15.8.06

My Light Bulb Flickered "On" For A Minute There

I feel:: depressed, anxious, sad

Now is the time of the day when it gets really hard not to think about David. I feel that old, very familiar ache right in the area of the middle of my sternum. It's so pressing that sometimes it gets hard to breathe.

I have no idea what to do with this ache. It's familiar, but the ache is so much keener than it ever has been. It's like the difference between trying to cut meat with a dull knife and a sharpened one. I thought I had experienced pain before, but never anything like this.

What's weird to me is crying and not crying for myself. I don't know if that makes much sense, but it does to me. There have only been a few times in my life when my crying (freaking out) and depression hasn't been because I'd had a flashback or something/someone/someplace triggered me. Sometimes the depression wanes for a bit, but I can always feel it there just below the surface. I realized in the midst of a crying jag the other night that I wasn't in the least bit crying for myself. I was crying because I was grieving over David's death. I know that's sort of an odd time to have a revelation about oneself, but nevertheless, it happened. Somehow, that knowledge made it more ok for me to feel my own grief. I embraced it instead of trying to push it away.

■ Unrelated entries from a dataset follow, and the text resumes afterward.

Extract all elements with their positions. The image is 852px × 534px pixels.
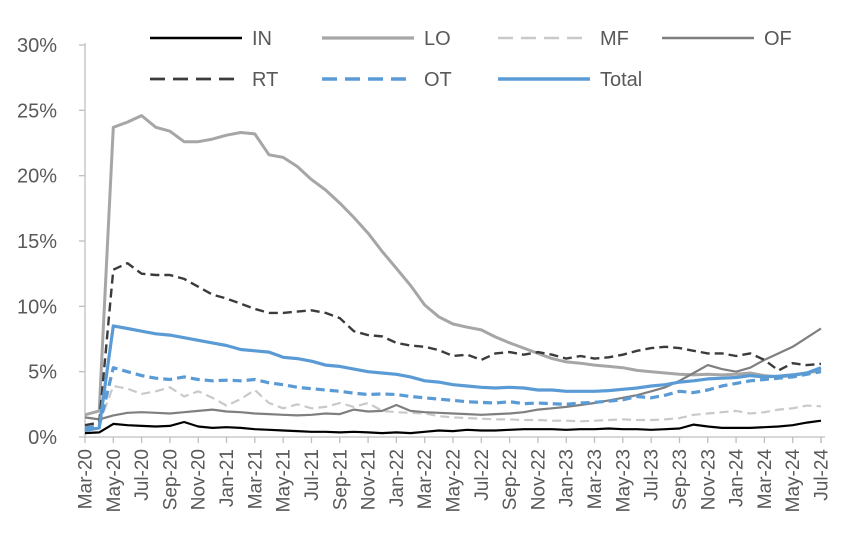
x-tick-label: Mar-20 [76, 449, 97, 509]
x-tick-label: Nov-20 [189, 449, 210, 510]
series-line-mf [84, 384, 822, 427]
x-tick-label: Mar-24 [755, 449, 776, 510]
series-line-lo [84, 114, 822, 417]
x-tick-label: May-21 [274, 449, 295, 512]
x-tick-label: Jan-22 [387, 449, 408, 507]
x-tick-label: Jan-23 [557, 449, 578, 507]
x-tick-label: Jul-22 [472, 449, 493, 501]
x-tick-label: Sep-21 [330, 449, 351, 510]
x-tick-label: Sep-22 [500, 449, 521, 510]
legend-label-total: Total [600, 69, 642, 91]
x-tick-label: Jul-20 [132, 449, 153, 501]
x-tick-label: Nov-23 [698, 449, 719, 510]
x-tick-label: Jan-24 [727, 449, 748, 508]
legend-label-ot: OT [424, 69, 452, 91]
series-line-rt [84, 262, 822, 427]
x-tick-label: Mar-23 [585, 449, 606, 509]
x-tick-label: Nov-21 [359, 449, 380, 510]
x-tick-label: May-20 [104, 449, 125, 512]
x-tick-label: Mar-22 [415, 449, 436, 509]
series-line-of [84, 327, 822, 421]
x-tick-label: Sep-20 [160, 449, 181, 510]
x-tick-label: May-23 [613, 449, 634, 512]
legend-label-mf: MF [600, 28, 629, 50]
x-tick-label: Jul-23 [642, 449, 663, 501]
y-tick-label: 20% [17, 166, 57, 188]
y-tick-label: 30% [17, 35, 57, 57]
y-tick-label: 0% [28, 427, 57, 449]
x-tick-label: May-24 [783, 449, 804, 513]
series-line-in [84, 419, 822, 435]
x-tick-label: Jan-21 [217, 449, 238, 507]
legend-label-lo: LO [424, 28, 451, 50]
series-line-ot [84, 366, 822, 430]
series-line-total [84, 324, 822, 433]
legend-label-rt: RT [252, 69, 278, 91]
x-tick-label: Sep-23 [670, 449, 691, 510]
y-tick-label: 25% [17, 100, 57, 122]
x-tick-label: Mar-21 [245, 449, 266, 509]
x-tick-label: May-22 [444, 449, 465, 512]
y-tick-label: 5% [28, 362, 57, 384]
x-tick-label: Jul-21 [302, 449, 323, 501]
y-tick-label: 15% [17, 231, 57, 253]
y-tick-label: 10% [17, 296, 57, 318]
x-tick-label: Nov-22 [528, 449, 549, 510]
x-tick-label: Jul-24 [812, 449, 833, 501]
legend-label-of: OF [764, 28, 792, 50]
legend-label-in: IN [252, 28, 272, 50]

I've been so upset over friends in trouble before that I've literally fallen to my knees in prayer and hysterical crying because I was afraid for them. But I knew they would live, or rather, I knew they weren't dead. God puts people on my heart at times to pray for and I wind up in tears over that, but I'm finding out that grief is a totally different animal.

It seems to me that I've always been taught to push away those "bad" emotions, but now I'm beginning to wonder if any emotions are "bad". I mean, God gave me emotions because I'm made in his image. From what I've studied in the Bible, God does indeed have emotions and does express them. So, now I'm thinking if I, instead of trying to push away negative emotions when they come, but embrace them-face them- that that might be the road to wellness for me. I have serious doubts that I'll ever be "well", but what I guess I mean is "not so sick as now". It seems to me that it's more what one does or doesn't do with whichever emotions are felt that can be either "good" or "bad".

I don't really know what I mean, I suppose. People throw the word "normal" around like it's supposed to mean something. I don't know what "normal" is. I only know what is familiar to me. I also don't really know what "abnormal" is because I only know what I see as "abnormal". It might be totally different for someone else and probably is. For me, "abnormal" is meeting someone whose parents have never been divorced, "mom" cooks dinner every night and "dad" doesn't look at his daughter like he'd rather have her for dinner than what his wife cooked.

People who seem to be what society would consider "normal" kind of freak me out. I guess because I just don't believe that every family doesn't have some sort of issue going on within it and each family member their own demons. Some families are better at hiding it than others. I don't know, maybe I'm just jaded-seen too much misery in my lifetime to believe that anyone can be truly "good". Even myself.